Saturday, September 3, 2016

Another Anniversary

This week, 30 years ago, 1986, I moved into this house.  I don't have the exact date because the legal purchase date and the move-in date aren't the same.  And it took a week to move everything.  But basically, around Labor Day, I moved into my own house.  No roommates, just me and Mean Old Tinkerbelle the cat (who I loved dearly in spite of the name).

It doesn't feel like all that many years, but it is...

It was a "starter house".  I guess I'm still starting...  I look at this place on Google Earth about once a month.  The pictures changes sometimes.  But the house doesn't really.  I know every blade of grass and garden weed.  I can walk around in the total darkness of the middle of the night and know exactly where I am (shuffling my feet carefully to avoid stepping on a cat of course - because THEY move).

If the power went out, in the middle of the night, it wouldn't matter until it got hot or cold.   I know every creak of floorboard, every sticky cabinet door, and every pipe noise.  In fact, I didn't hear a familiar sound last Spring and went down to check.  Sure enough, the A/C condensation reservoir was blocked by some surprise algae growth blocking the disposal pump overflowing onto the basement floor.


I know when the aquarium needs more water from the sound of the pump.  In my sleep.

It is unlikely that anyone will ever know this house like I do.   I was the 3rd person to build on my street and the other 2 left a decade ago.

I know every cat sound and if one jumps onto a kitchen counter, I know which one it is.   They hate that.

And I want it to stay that way for a long long time more!

Wish me a happy 30th in my home...

Mark and the Mews in The Green House, Maryland, United States, Earth, Solar System, Milky Way Galaxy, Virgo Supercluster, and we aren't sure beyond that.

3 comments:

Megan said...

What a fabulous story. Love it!

I have now lived in the same house for about 22 years. We didn't build it, but bought it from the people who had it built for them. It was well built, but we haven't maintained it well, so it needs quite a lot of work done to it. There are nine houses in our cul de sac and four or five of them are still occupied by the people who built on the land in the very early 1980s, which is kind of nice. I feel that I, too, recognise a lot of the sounds of the building. I can tell which kitchen cupboard is being opened by my husband, which step he's on as he walks up the stairs (they have different creaks). I can hear water running in the pipes and I know which tap is being used.
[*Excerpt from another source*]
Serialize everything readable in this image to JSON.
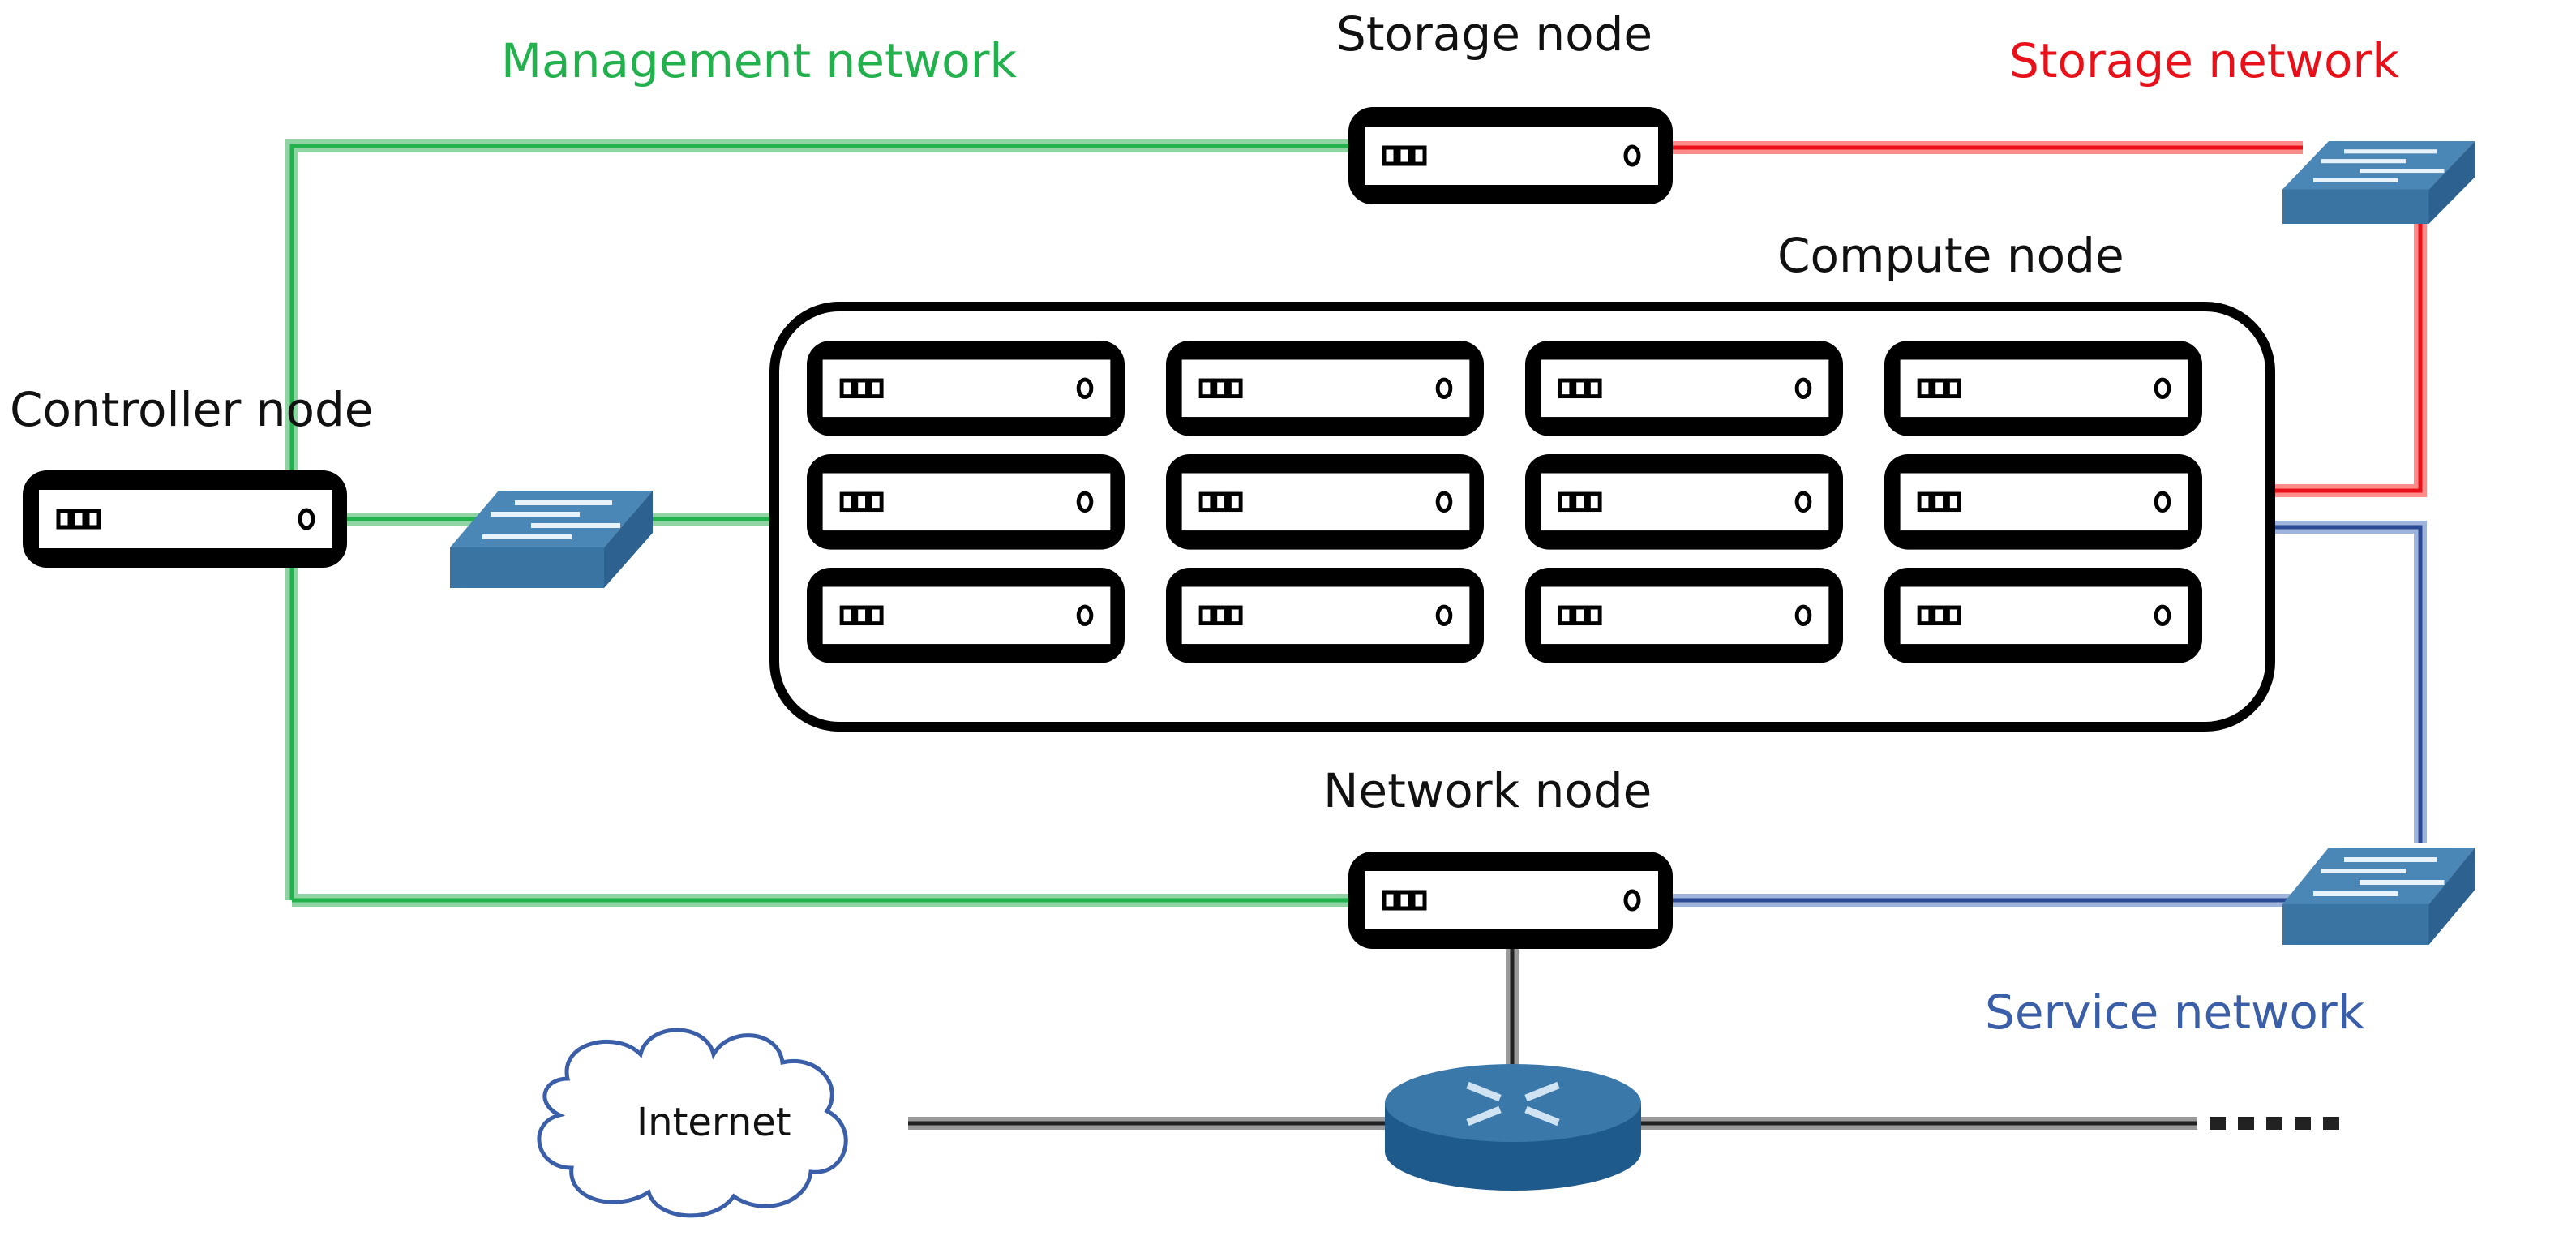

The weird thing, in my case, is that I still don't really feel as though I'm 'from here'. I still think of myself as someone from the Sydney suburb where I grew up (and where my mother still lives in the family home), rather than being from the suburb I've now lived in far longer than I've lived anywhere else. That is, I still feel like an outsider. I don't know the names of many of the streets in my suburb and we don't know anyone who lives in our suburb apart from some of our immediate neighbours. I don't use any medical services close by - I drive about 20km (15 miles) to my preferred doctor and almost the same distance to my dentist, simply because I established those relationships when I was working in another suburb and have maintained them ever since. I don't even get my hair cut locally. I do my grocery shopping at the closest supermarket, admittedly, but that's about it. I don't belong to any local clubs or groups, and the only council-provided facility that I make much use of is the municipal library. If I go to a local restaurant, it's to pick up some take-away food, not to eat in.

How about you? After 30 years, are you part of your neighbourhood, as well as being an important custodian of your house?

Megan
Sydney, Australia

Mark's Mews (Marley, Lori, Taz, and Binq) said...

No, I am not part of my local community. I don't get the local newspaper, don't know the names of my neighbors, and don't know what is going on on my street.

And I don't think most of my neighbors have much idea what is going on near them either. The houses across the street seem to be mostly rentals. Why my side seems to be owners and the other side is rentals baffles me. They might have just been built for those purposes.

I suppose "once a rental, always a rental" and the other side are all small ranch houses while my side is split foyers. Maybe ranch houses are just cheaper to rent.

Let's just say that the couple across the street were moving out a few years and I helped them and discovered that they had rented there 10 years and I never knew their names.

A sociologist would call this a "bedroom community", meaning that people go to work from here, go out elsewhere where they like at night, and stay in on weekends to sleep before the workweek starts again.

Megan said...

It sounds a bit sad when you read it - but, I'm not prepared to do the kinds of things that are necessary to become a significant part of my local community. I'm an introvert! I do like the fact that I at least know my neighbours' names and have a nodding acquaintance with them such that I feel that I could call on them for help in a crisis. That helps make me feel safe.